#Lecturesconfinement : Faiseurs d’histoires de Dina Nayeri par Sofia Bengana

Essayiste et écrivaine américaine,
Dina Nayeri confronte sa propre
histoire d’exilée iranienne à celle de
migrants à la rencontre desquels elle
se rend depuis 2016.

Dina a 9 ans lorsque sa mère, jeune
médecin convertie au catholicisme,
décide de fuir l’Iran des Mollahs avec
sa fille et son fils de 5 ans. Elle laisse
derrière elle le père de ses enfants et
une vie confortable. Faiseurs
d’histoires
retrace cette itinérance de
Téhéran à l’Oklahoma, en passant par
deux ans de clandestinité à Dubaï puis dans un camp de réfugiés, en
Italie, dans l’attente d’un visa pour les Etats-Unis. En Amérique, leur
intégration est semée d’embûches. Dina les surmonte grâce à un
travail acharné, qui lui ouvrira les portes des plus grandes
universités (Harvard, Princeton). Après une carrière de scientifique
et un beau mariage, elle décide de se consacrer à l’écriture. Mais la
réussite a un goût amer et en 2016, elle abandonne tout ce qu’elle a
construit pour se consacrer à l’écriture, partir à la recherche de ses
racines.

L’originalité de Faiseurs d’histoires tient tout d’abord à sa
construction : Dina Nayeri entremêle avec une rare virtuosité le
récit de son propre exil avec les témoignages des migrants qu’elle
rencontre à différentes étapes de sa vie, notamment dans des camps
de réfugiés en Europe. Kurdes, Afghans, Irakiens… ils ont quitté un
pays qu’ils aiment, bravant tous les dangers, dans l’espoir d’obtenir
l’asile. Dina Nayeri narre ces destins où s’entrechoquent le
désespoir, l’attente, la solidarité parfois même, le burlesque. Ces
hommes et ces femmes sont confrontés à la même question
cruciale : comment raconter leur histoire pour paraître crédible aux
yeux des services d’immigration ? C’est un enjeu de survie. Pourquoi
l’un sera cru et pas l’autre? Jusqu’où doivent-ils aller pour que leur
demande soit recevable selon les critères de l’administration?
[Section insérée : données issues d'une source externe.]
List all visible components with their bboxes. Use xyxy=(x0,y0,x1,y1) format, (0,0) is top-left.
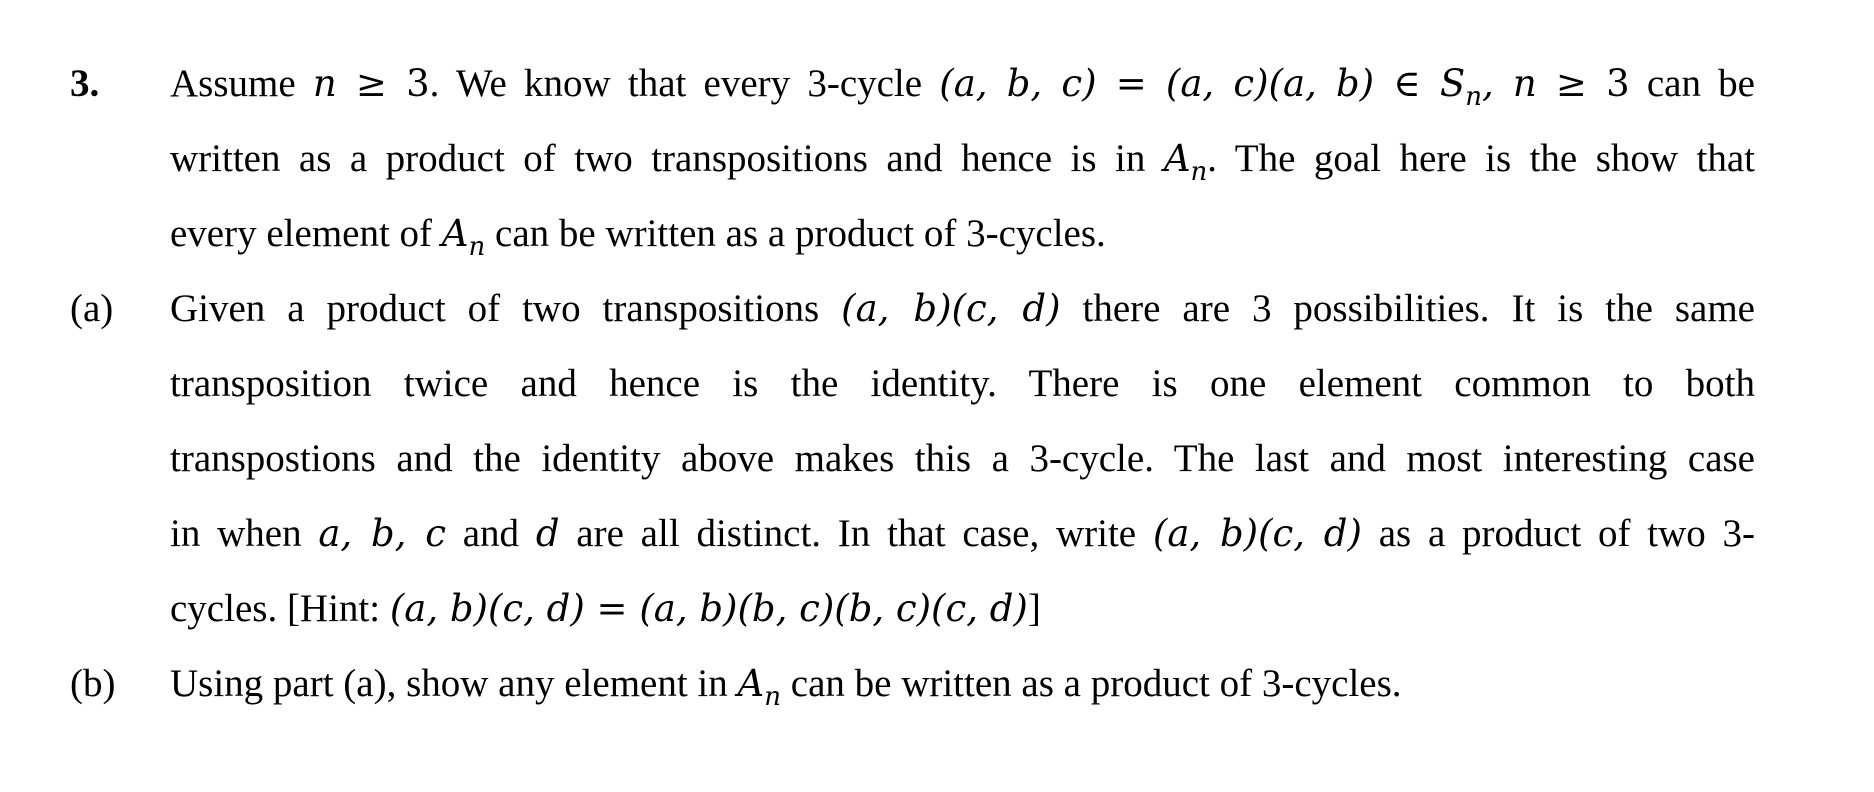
intro-line-2 xyxy=(170,134,1755,188)
math-three: 3 xyxy=(406,62,430,105)
text: . The goal here is the show that xyxy=(1207,137,1755,180)
text: are all distinct. In that case, write xyxy=(559,512,1153,555)
text: can be written as a product of 3-cycles. xyxy=(781,662,1402,705)
math-d: d xyxy=(535,512,560,555)
text: as a product of two 3- xyxy=(1361,512,1755,555)
math-three: 3 xyxy=(1606,62,1630,105)
math-alternating-group: A xyxy=(1163,137,1191,180)
part-a-line-4 xyxy=(170,509,1755,559)
text: written as a product of two transpositions and hence is in xyxy=(170,137,1164,180)
math-alternating-group: A xyxy=(441,212,469,255)
math-alternating-group: A xyxy=(737,662,765,705)
math-three-cycle: (a, b, c) = (a, c)(a, b) ∈ S xyxy=(939,62,1466,105)
math-subscript: n xyxy=(1190,157,1208,187)
math-n-geq: , n ≥ xyxy=(1481,62,1607,105)
text: can be written as a product of 3-cycles. xyxy=(485,212,1106,255)
part-a-line-5 xyxy=(170,584,1755,634)
part-b-label: (b) xyxy=(70,662,116,705)
math-subscript: n xyxy=(468,232,486,262)
part-b-line-1 xyxy=(170,659,1755,713)
intro-line-3 xyxy=(170,209,1755,263)
math-subscript: n xyxy=(1465,82,1482,112)
text: ] xyxy=(1027,587,1041,630)
text: in when xyxy=(170,512,319,555)
text: and xyxy=(445,512,536,555)
text: there are 3 possibilities. It is the same xyxy=(1060,287,1755,330)
text: Using part (a), show any element in xyxy=(170,662,738,705)
part-a-label: (a) xyxy=(70,287,114,330)
text: . We know that every 3-cycle xyxy=(429,62,940,105)
math-subscript: n xyxy=(764,682,782,712)
text: cycles. [Hint: xyxy=(170,587,390,630)
math-product-transpositions: (a, b)(c, d) xyxy=(841,287,1061,330)
part-a-line-1 xyxy=(170,284,1755,334)
text: Given a product of two transpositions xyxy=(170,287,842,330)
math-product-transpositions: (a, b)(c, d) xyxy=(1152,512,1362,555)
problem-number: 3. xyxy=(70,62,100,105)
part-a-line-2: transposition twice and hence is the identity. There is one element common to both xyxy=(170,362,1755,405)
part-a-line-3: transpostions and the identity above makes this a 3-cycle. The last and most interesting case xyxy=(170,437,1755,480)
text: can be xyxy=(1629,62,1755,105)
text: every element of xyxy=(170,212,442,255)
text: Assume xyxy=(170,62,313,105)
math-hint-identity: (a, b)(c, d) = (a, b)(b, c)(b, c)(c, d) xyxy=(389,587,1028,630)
math-abc: a, b, c xyxy=(318,512,446,555)
math-n-geq: n ≥ xyxy=(312,62,407,105)
intro-line-1 xyxy=(170,59,1755,113)
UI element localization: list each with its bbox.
Une
administration faisant souvent preuve d’incohérence.

Dina Nayeri donne un visage et des mots à ces anonymes que l’on
évoque à la rubrique « crise des réfugiés ». Son livre est une étude de
caractères à la fois subtile et d’une profonde humanité. Elle n’hésite
pas à questionner la façon dont elle-même considère ces frères et
sœurs d’exil. Mises bout à bout, ces destinées minuscules forment
une fascinante chaîne humaine et, grâce à la plume émouvante et
affutée de Dina Nayeri, un grand, voire même un très grand roman
sur l’exil. Ce livre m’a bouleversée.